One day last August, in the early hours of the morning, a 6.0-magnitude earthquake rocked Napa Valley, waking people all around California's famed wine region.
Many were wearing fitness trackers. Once the quake was over, tracker company Jawbone gathered the data in a public graphic, using it to detail the differences in disturbance for lifeloggers in Berkeley, Oakland and San Jose.
Now new research shows that sensors in smartphones can give early warning of an earthquake too.
While Jawbone's post didn't inspire confidence in the privacy of users' data, it did make a point: humans can be useful sensors. Many of us walk around laden with devices that compile data on our movements and interests – data that seismologists now want to help spot the next major earthquake.

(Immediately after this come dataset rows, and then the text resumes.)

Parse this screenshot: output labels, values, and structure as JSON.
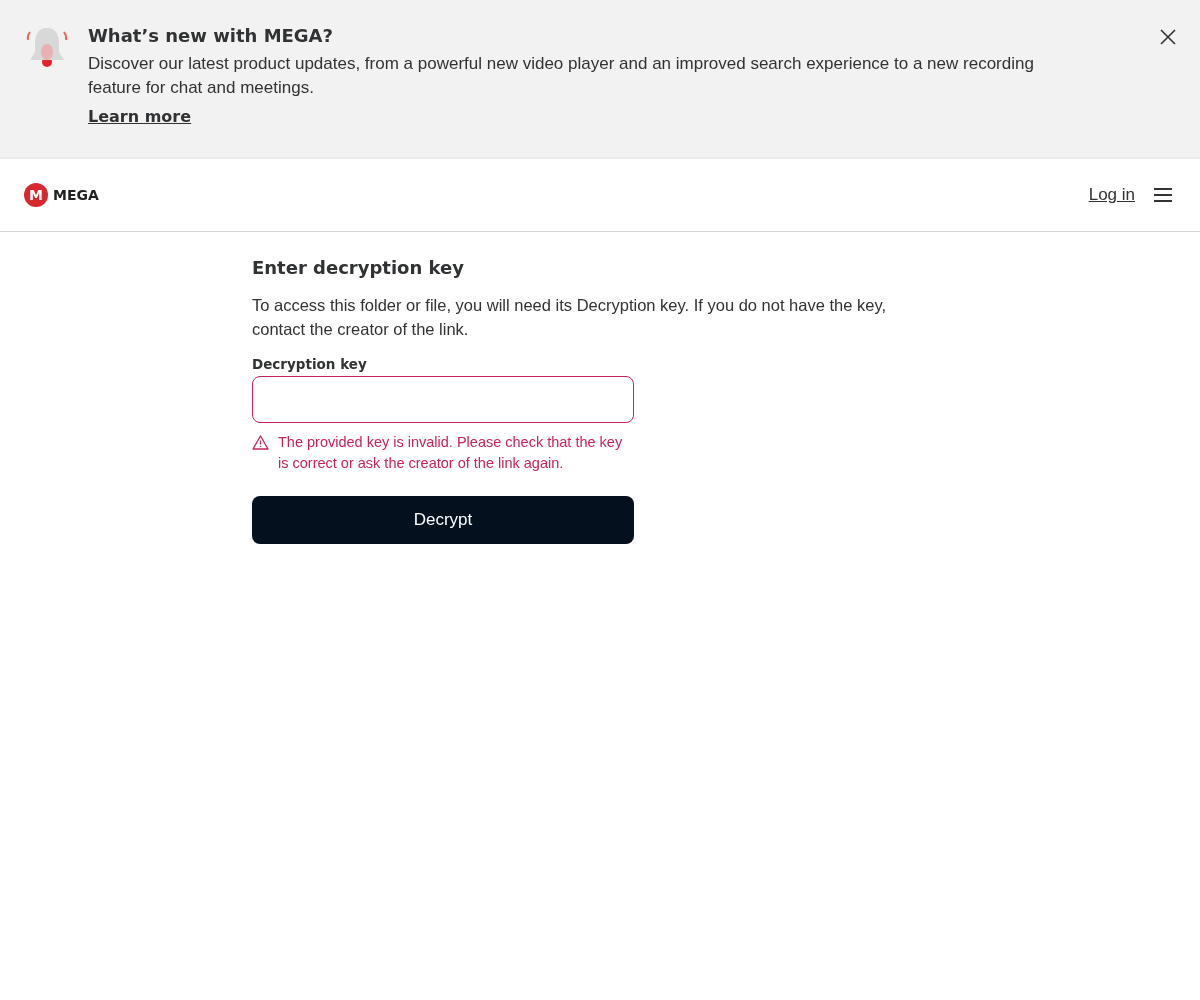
{
  "banner": {
    "title": "What’s new with MEGA?",
    "text": "Discover our latest product updates, from a powerful new video player and an improved search experience to a new recording feature for chat and meetings.",
    "link": "Learn more"
  },
  "header": {
    "logo_mark": "M",
    "logo_name": "MEGA",
    "login": "Log in"
  },
  "form": {
    "title": "Enter decryption key",
    "description": "To access this folder or file, you will need its Decryption key. If you do not have the key, contact the creator of the link.",
    "field_label": "Decryption key",
    "invalid": true,
    "error": "The provided key is invalid. Please check that the key is correct or ask the creator of the link again.",
    "button": "Decrypt"
  }
}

At the US Geological Survey, Benjamin Brooks is looking to smartphones rather than finely tuned scientific instruments to predict big quakes. Smartphones come equipped with GPS sensors that can tell where you're standing, give or take a few metres. On an ordinary day, these are what allow us to map our way to a store or geolocate our tweets. They can also sense a sudden lurch in one direction – the kind of movement that, when logged by many people at once, might be a sign of a seismic shift.
"Imagine all of Portland was out at a cafe on a sunny day, and everyone's smartphones were sitting on the table when one of these great earthquakes happened," says Brooks. "The whole city would appear to move."
Brooks and his colleagues have now tested what crowdsourced GPS data might look like in a real earthquake. One simulation explored a model magnitude 7.0 earthquake along the Hayward fault, and another used actual location data recorded at scientific stations during Japan's devastating 2011 megaquake.
Both scenarios suggested that data from around 5000 people would be enough to spot the beginnings of a major earthquake, leaving about 5 seconds to warn major population centres that hadn't yet felt its effects (Science, DOI: 10.1126/sciadv.1500036).
When an earthquake is coming, a few seconds of warning can be crucial. Fire-station doors could start to raise, gas pipelines could automatically shut off, and city residents could jump to safety under a nearby desk.
"You get out in front of the situation and inform people before any ill effects," says Brooks.
This isn't seismologists' first foray into smartphones. Two years ago, researchers at the California Institute of Technology in Pasadena came out with an app, Crowdshake, which monitors a phone's accelerometer. Unfortunately, with GPS data it isn't as simple as building an app: smartphone manufacturers don't currently provide access to the raw data required.
Until then, Brooks and his colleagues plan to keep putting smartphones to the test. In an upcoming pilot in Chile, about 250 phones will be stripped of their standard GPS cards and placed in boxes around the country, where they'll lie in wait to record the next big earthquake.
Others have found ingenious ways to tap into human activity to locate quakes. At the European-Mediterranean Seismological Center, seismologists rely on the internet to pinpoint where earthquakes are happening around the globe.
Whenever there's a sudden surge of traffic to their website, they look at where visitors are accessing it from to get a sense of where the earthquake is and how strong it might be. They also monitor Twitter for relevant keywords. Within a couple of minutes, they have enough information to publish their first unconfirmed reports of the quake.
"The internet is the nervous system of the planet," says Rémy Bossu, secretary general at the centre. "If we want to make rapid earthquake information available to the public and authorities, we have to focus on the earthquakes that matter for them."